§ 32 LWO, Nachwahl

§ 32 LWO
Landesverordnung über die Wahl zum Schleswig-Holsteinischen Landtag (Landeswahlordnung - LWO)
Landesrecht Schleswig-Holstein

Abschnitt I – Vorbereitung der Wahl → Unterabschnitt 5 – Sonstige Wahlvorbereitungen

Titel: Landesverordnung über die Wahl zum Schleswig-Holsteinischen Landtag (Landeswahlordnung - LWO)
Normgeber: Schleswig-Holstein
Amtliche Abkürzung: LWO
Gliederungs-Nr.: 111-1-10
Normtyp: Rechtsverordnung

(1) Bei der Nachwahl (§ 32 des Gesetzes) ist wahlberechtigt, wer am Tag der Hauptwahl wahlberechtigt war. Gewählt wird nach den für die Hauptwahl aufgestellten Wählerverzeichnissen. Diese werden nicht erneut zur Einsichtnahme bereitgehalten und nicht berichtigt.

(2) Ist eine Bewerberin oder ein Bewerber bei der Hauptwahl aus der Landesliste gewählt, steht dies ihrer oder seiner Bewerbung im Wahlkreis bei der Nachwahl nicht entgegen. Wird sie oder er bei der Nachwahl gewählt, scheidet sie oder er aus der Landesliste aus.

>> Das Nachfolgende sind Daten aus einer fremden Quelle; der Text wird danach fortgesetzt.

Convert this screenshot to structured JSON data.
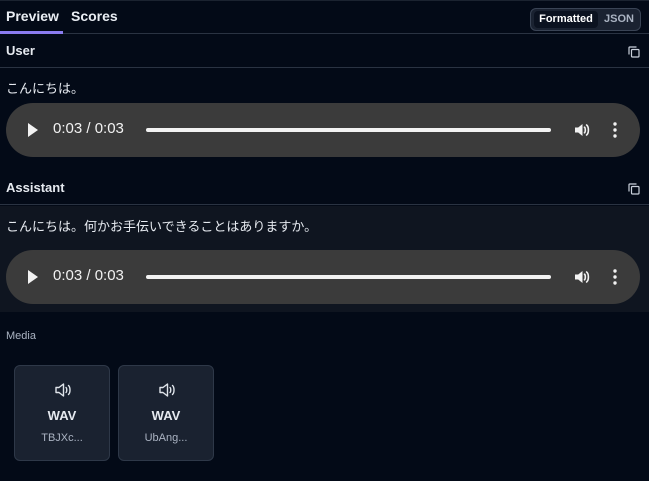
{
  "tabs": [
    {
      "label": "Preview",
      "active": true
    },
    {
      "label": "Scores",
      "active": false
    }
  ],
  "view_toggle": {
    "options": [
      "Formatted",
      "JSON"
    ],
    "selected": "Formatted"
  },
  "colors": {
    "accent": "#8b7cf0",
    "background": "#030a17",
    "player": "#3b3b3b"
  },
  "messages": [
    {
      "role": "User",
      "text": "こんにちは。",
      "audio": {
        "time": "0:03 / 0:03"
      }
    },
    {
      "role": "Assistant",
      "text": "こんにちは。何かお手伝いできることはありますか。",
      "audio": {
        "time": "0:03 / 0:03"
      }
    }
  ],
  "media": {
    "label": "Media",
    "items": [
      {
        "format": "WAV",
        "name": "TBJXc...",
        "icon": "speaker-icon"
      },
      {
        "format": "WAV",
        "name": "UbAng...",
        "icon": "speaker-icon"
      }
    ]
  }
}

(3) Findet die Nachwahl wegen Todes einer Wahlkreisbewerberin oder eines Wahlkreisbewerbers statt (§ 32 Abs. 1 des Gesetzes), gilt Folgendes:

  1. 1.

    Die Kreiswahlleiterin oder der Kreiswahlleiter fordert die Vertrauensperson des betroffenen Kreiswahlvorschlags auf, binnen einer zu bestimmenden Frist schriftlich eine andere Bewerberin oder einen anderen Bewerber zu benennen. Der Ersatzvorschlag muss von der Vertrauensperson und der stellvertretenden Vertrauensperson persönlich und handschriftlich unterzeichnet sein. Der Unterschriften nach § 26 Abs. 4 Satz 3 und 4 des Gesetzes bedarf es nicht. Zur Behebung etwaiger Mängel des Ersatzvorschlags setzt die Kreiswahlleiterin oder der Kreiswahlleiter im Einvernehmen mit der Landeswahlleiterin oder dem Landeswahlleiter eine Frist fest. Die Landeswahlleiterin oder der Landeswahlleiter bestimmt den Zeitpunkt der Zulassung und der Veröffentlichung des geänderten Kreiswahlvorschlags. Die übrigen für die Hauptwahl zugelassenen Kreiswahlvorschläge bleiben für die Nachwahl unverändert.

  2. 2.

    Die für die Hauptwahl ausgestellten Wahlscheine sind für die Nachwahl ungültig. Sie werden von Amts wegen ersetzt. § 18 Abs. 4 ist anzuwenden. Neue Wahlscheine werden nach den allgemeinen Vorschriften erteilt.

  3. 3.

    Wahlbriefe mit alten Wahlscheinen, die bei den Gemeindewahlbehörden eingegangen sind, werden von diesen gesammelt und unter Beachtung des Wahlgeheimnisses vernichtet.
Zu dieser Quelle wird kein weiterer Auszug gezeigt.